Mümin Çılgın

Personal information
- Born: 1935 (age 90–91) Tekirdağ, Turkey
- Occupation: Jockey

Horse racing career
- Sport: Horse racing

Major racing wins
- Gazi Race (1960, 1965, 1974, 1979, 1981, 1985, 1986, 1988, 1991) President's Race (1957, 1964, 1966, 1968, 1969, 1974, 1975, 1976)

Significant horses
- Helene De Troia, Apaçi, Nadas, Dr. Seferof, Dersim, Uğurtay, Hafız, Top Image, Abbas

= Mümin Çılgın =

Turkish jockey

Mümin Çılgın (born 1935) is a Turkish former racehorse jockey, best known for his record winning of nine races at the Gazi Race, Turkey's most prestigious horse racing event.
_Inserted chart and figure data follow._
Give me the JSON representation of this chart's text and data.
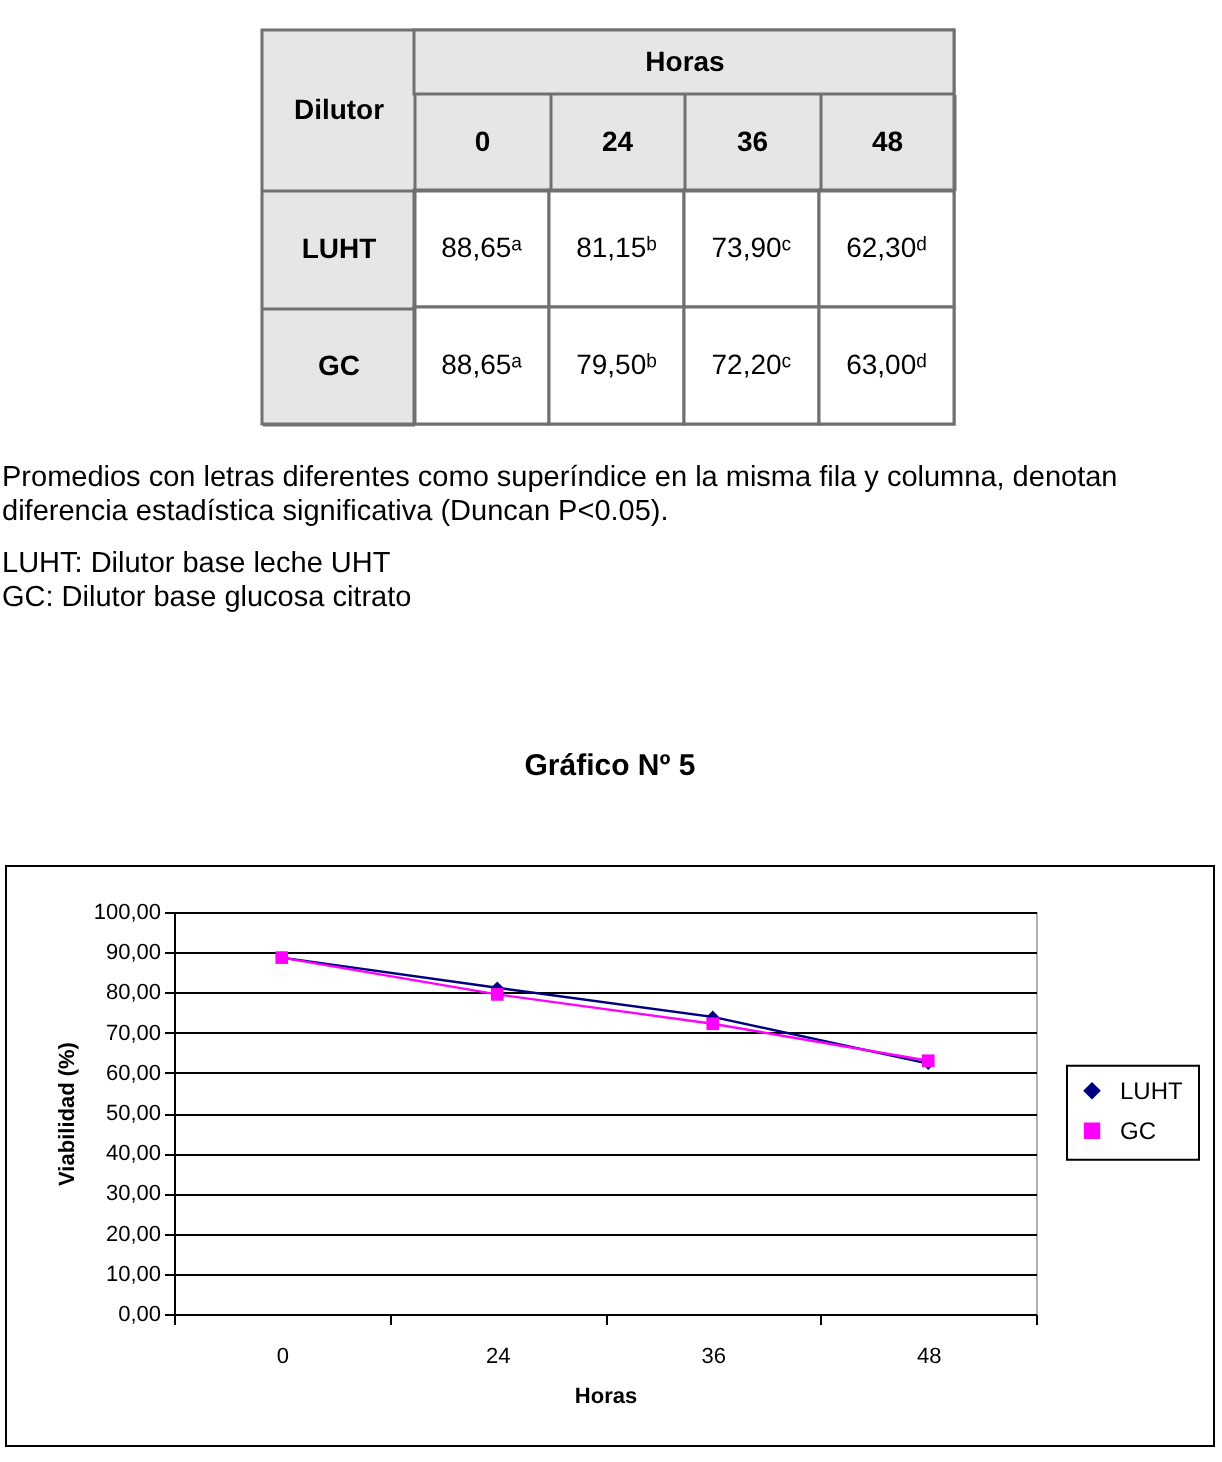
{
  "chart_data": [
    {
      "type": "other",
      "xlabel": "Horas",
      "ylabel": "Dilutor",
      "categories": [
        "0",
        "24",
        "36",
        "48"
      ],
      "y_categories": [
        "LUHT",
        "GC"
      ],
      "cell_labels": [
        [
          "88,65ᵃ",
          "81,15ᵇ",
          "73,90ᶜ",
          "62,30ᵈ"
        ],
        [
          "88,65ᵃ",
          "79,50ᵇ",
          "72,20ᶜ",
          "63,00ᵈ"
        ]
      ],
      "color": "#ffffff",
      "annotations": [
        "Promedios con letras diferentes como superíndice en la misma fila y columna, denotan diferencia estadística significativa (Duncan P<0.05).",
        "LUHT: Dilutor base leche UHT",
        "GC: Dilutor base glucosa citrato"
      ]
    },
    {
      "type": "line",
      "title": "Gráfico Nº 5",
      "xlabel": "Horas",
      "ylabel": "Viabilidad (%)",
      "categories": [
        "0",
        "24",
        "36",
        "48"
      ],
      "series": [
        {
          "name": "LUHT",
          "color": "#000080",
          "marker": "diamond",
          "values": [
            88.65,
            81.15,
            73.9,
            62.3
          ]
        },
        {
          "name": "GC",
          "color": "#ff00ff",
          "marker": "square",
          "values": [
            88.65,
            79.5,
            72.2,
            63.0
          ]
        }
      ],
      "ylim": [
        0,
        100
      ],
      "yticks": [
        {
          "value": 0,
          "label": "0,00"
        },
        {
          "value": 10,
          "label": "10,00"
        },
        {
          "value": 20,
          "label": "20,00"
        },
        {
          "value": 30,
          "label": "30,00"
        },
        {
          "value": 40,
          "label": "40,00"
        },
        {
          "value": 50,
          "label": "50,00"
        },
        {
          "value": 60,
          "label": "60,00"
        },
        {
          "value": 70,
          "label": "70,00"
        },
        {
          "value": 80,
          "label": "80,00"
        },
        {
          "value": 90,
          "label": "90,00"
        },
        {
          "value": 100,
          "label": "100,00"
        }
      ],
      "grid": "y",
      "legend": "right"
    }
  ]
}
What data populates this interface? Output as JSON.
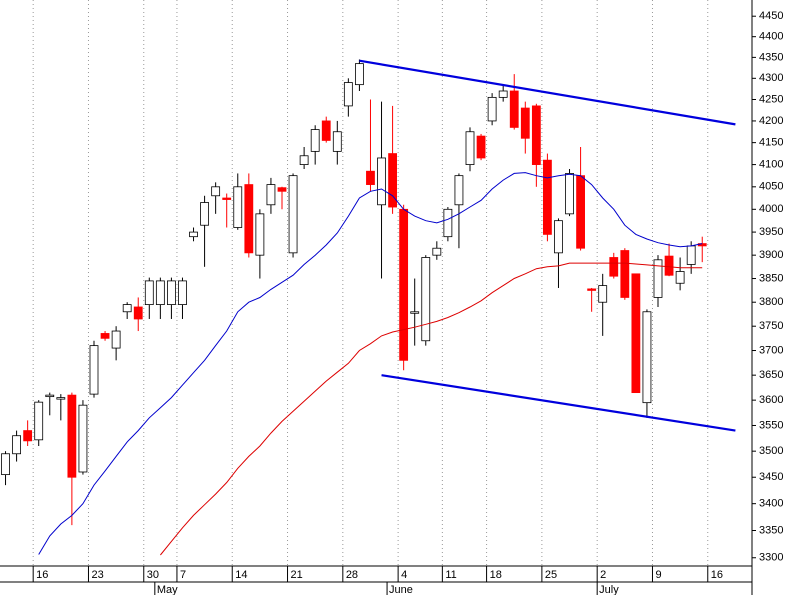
{
  "chart_data": {
    "type": "candlestick",
    "log_scale": true,
    "ylim": [
      3285,
      4490
    ],
    "yticks": [
      3300,
      3350,
      3400,
      3450,
      3500,
      3550,
      3600,
      3650,
      3700,
      3750,
      3800,
      3850,
      3900,
      3950,
      4000,
      4050,
      4100,
      4150,
      4200,
      4250,
      4300,
      4350,
      4400,
      4450
    ],
    "categories": [
      null,
      null,
      null,
      "16",
      null,
      null,
      null,
      null,
      "23",
      null,
      null,
      null,
      null,
      "30",
      null,
      null,
      "7",
      null,
      null,
      null,
      null,
      "14",
      null,
      null,
      null,
      null,
      "21",
      null,
      null,
      null,
      null,
      "28",
      null,
      null,
      null,
      null,
      "4",
      null,
      null,
      null,
      "11",
      null,
      null,
      null,
      "18",
      null,
      null,
      null,
      null,
      "25",
      null,
      null,
      null,
      null,
      "2",
      null,
      null,
      null,
      null,
      "9",
      null,
      null,
      null,
      null,
      "16",
      null,
      null,
      null
    ],
    "month_labels": [
      null,
      null,
      null,
      null,
      null,
      null,
      null,
      null,
      null,
      null,
      null,
      null,
      null,
      null,
      "May",
      null,
      null,
      null,
      null,
      null,
      null,
      null,
      null,
      null,
      null,
      null,
      null,
      null,
      null,
      null,
      null,
      null,
      null,
      null,
      null,
      "June",
      null,
      null,
      null,
      null,
      null,
      null,
      null,
      null,
      null,
      null,
      null,
      null,
      null,
      null,
      null,
      null,
      null,
      null,
      "July",
      null,
      null,
      null,
      null,
      null,
      null,
      null,
      null,
      null,
      null,
      null,
      null,
      null
    ],
    "up_color": "#ffffff",
    "down_color": "#ff0000",
    "open": [
      3455,
      3495,
      3540,
      3522,
      3608,
      3603,
      3610,
      3460,
      3612,
      3735,
      3705,
      3780,
      3790,
      3795,
      3795,
      3795,
      3795,
      3940,
      3965,
      4030,
      4025,
      3960,
      4055,
      3900,
      4010,
      4048,
      3905,
      4100,
      4130,
      4200,
      4130,
      4235,
      4285,
      4085,
      4010,
      4125,
      4000,
      3780,
      3720,
      3900,
      3940,
      4010,
      4100,
      4165,
      4200,
      4255,
      4270,
      4230,
      4235,
      4110,
      3905,
      3990,
      4075,
      3828,
      3800,
      3895,
      3910,
      3860,
      3595,
      3810,
      3898,
      3840,
      3880,
      3925,
      null,
      null,
      null,
      null
    ],
    "high": [
      3500,
      3540,
      3560,
      3600,
      3615,
      3612,
      3615,
      3600,
      3720,
      3740,
      3750,
      3800,
      3810,
      3852,
      3852,
      3852,
      3852,
      3960,
      4030,
      4060,
      4035,
      4080,
      4080,
      4000,
      4070,
      4050,
      4080,
      4140,
      4190,
      4210,
      4200,
      4300,
      4345,
      4250,
      4245,
      4235,
      4010,
      3850,
      3900,
      3930,
      4005,
      4080,
      4185,
      4170,
      4265,
      4285,
      4310,
      4245,
      4240,
      4125,
      3980,
      4090,
      4140,
      3830,
      3860,
      3905,
      3915,
      3860,
      3785,
      3900,
      3925,
      3895,
      3930,
      3940,
      null,
      null,
      null,
      null
    ],
    "low": [
      3435,
      3480,
      3510,
      3510,
      3570,
      3560,
      3360,
      3455,
      3605,
      3720,
      3680,
      3765,
      3740,
      3765,
      3765,
      3765,
      3765,
      3930,
      3875,
      3990,
      3960,
      3955,
      3895,
      3850,
      3990,
      4000,
      3895,
      4090,
      4100,
      4150,
      4100,
      4210,
      4270,
      4040,
      3850,
      3990,
      3660,
      3710,
      3710,
      3890,
      3930,
      3915,
      4085,
      4110,
      4190,
      4245,
      4180,
      4125,
      4050,
      3930,
      3830,
      3985,
      3910,
      3780,
      3730,
      3850,
      3805,
      3615,
      3565,
      3790,
      3855,
      3825,
      3860,
      3885,
      null,
      null,
      null,
      null
    ],
    "close": [
      3495,
      3530,
      3520,
      3596,
      3610,
      3605,
      3450,
      3590,
      3710,
      3725,
      3740,
      3795,
      3765,
      3845,
      3845,
      3845,
      3845,
      3950,
      4015,
      4050,
      4022,
      4050,
      3905,
      3990,
      4055,
      4040,
      4075,
      4120,
      4180,
      4155,
      4175,
      4290,
      4335,
      4055,
      4115,
      4005,
      3680,
      3780,
      3895,
      3915,
      4000,
      4075,
      4175,
      4115,
      4255,
      4270,
      4185,
      4160,
      4100,
      3945,
      3975,
      4080,
      3915,
      3825,
      3835,
      3855,
      3810,
      3615,
      3780,
      3890,
      3857,
      3865,
      3920,
      3920,
      null,
      null,
      null,
      null
    ],
    "series": [
      {
        "color": "#0000cc",
        "values": [
          null,
          null,
          null,
          3306,
          3340,
          3362,
          3378,
          3400,
          3435,
          3462,
          3490,
          3518,
          3540,
          3565,
          3585,
          3605,
          3630,
          3655,
          3680,
          3710,
          3740,
          3780,
          3800,
          3810,
          3827,
          3842,
          3857,
          3880,
          3900,
          3922,
          3948,
          3985,
          4025,
          4040,
          4045,
          4030,
          4000,
          3985,
          3975,
          3970,
          3978,
          3990,
          4005,
          4020,
          4045,
          4065,
          4080,
          4082,
          4075,
          4070,
          4075,
          4078,
          4075,
          4055,
          4025,
          4000,
          3965,
          3945,
          3935,
          3927,
          3922,
          3918,
          3920,
          3925,
          null,
          null,
          null,
          null
        ]
      },
      {
        "color": "#dd0000",
        "values": [
          null,
          null,
          null,
          null,
          null,
          null,
          null,
          null,
          null,
          null,
          null,
          null,
          null,
          null,
          3305,
          3330,
          3355,
          3378,
          3398,
          3418,
          3440,
          3467,
          3490,
          3510,
          3535,
          3558,
          3578,
          3598,
          3618,
          3638,
          3656,
          3674,
          3700,
          3714,
          3730,
          3738,
          3743,
          3748,
          3754,
          3760,
          3768,
          3778,
          3790,
          3803,
          3820,
          3835,
          3850,
          3860,
          3871,
          3875,
          3877,
          3883,
          3883,
          3883,
          3883,
          3883,
          3883,
          3881,
          3879,
          3877,
          3875,
          3873,
          3873,
          3873,
          null,
          null,
          null,
          null
        ]
      }
    ],
    "trendlines": [
      {
        "color": "#0000dd",
        "x": [
          32,
          66
        ],
        "values": [
          4342,
          4192
        ]
      },
      {
        "color": "#0000dd",
        "x": [
          34,
          66
        ],
        "values": [
          3650,
          3540
        ]
      }
    ]
  }
}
He was born in 1935 in Tekirdağ. In 1953, he left his hometown to go to Istanbul. However, he entered horse jockeying in İzmir by the William Giraud stable, where he became apprentice to trainer Sedat Evliyazade.

Mümin Çılgın won his first race on May 5, 1956 with the racehorse "Dilamiye" owned by the then prime minister Adnan Menderes. After winning ten races in the same year, he was promoted from apprentice jockey to fully fledged jockey in accordance with the regulations effective at the time.

Following many successful races, he became a master jockey, and was nicknamed "Mümin Hoca" (literally: Master Mümin). Between 1956 and 1999, Mümin Çılgın rod 44 years long racehorses and won nine time the Gazi Race.

| Year | Racehorse |
| 1960 | Helene De Troia |
| 1965 | Apaçi |
| 1974 | Nadas |
| 1979 | Dr. Seferof |
| 1981 | Dersim |
| 1985 | Uğurtay |
| 1986 | Hafız |
| 1988 | Top Image |
| 1991 | Abbas |

In addition, Çılgın won in the years 1957, 1964, 1966, 1968, 1969, 1974, 1975 and 1976 eight times the President's Race, country's second most prestigious horse racing event held at the Ankara 75th Anniversary Race Course.

Mümin Çılgın retired in 1999 from active racehorse riding. However, he is still present in horse racing as a racehorse owner and trainer.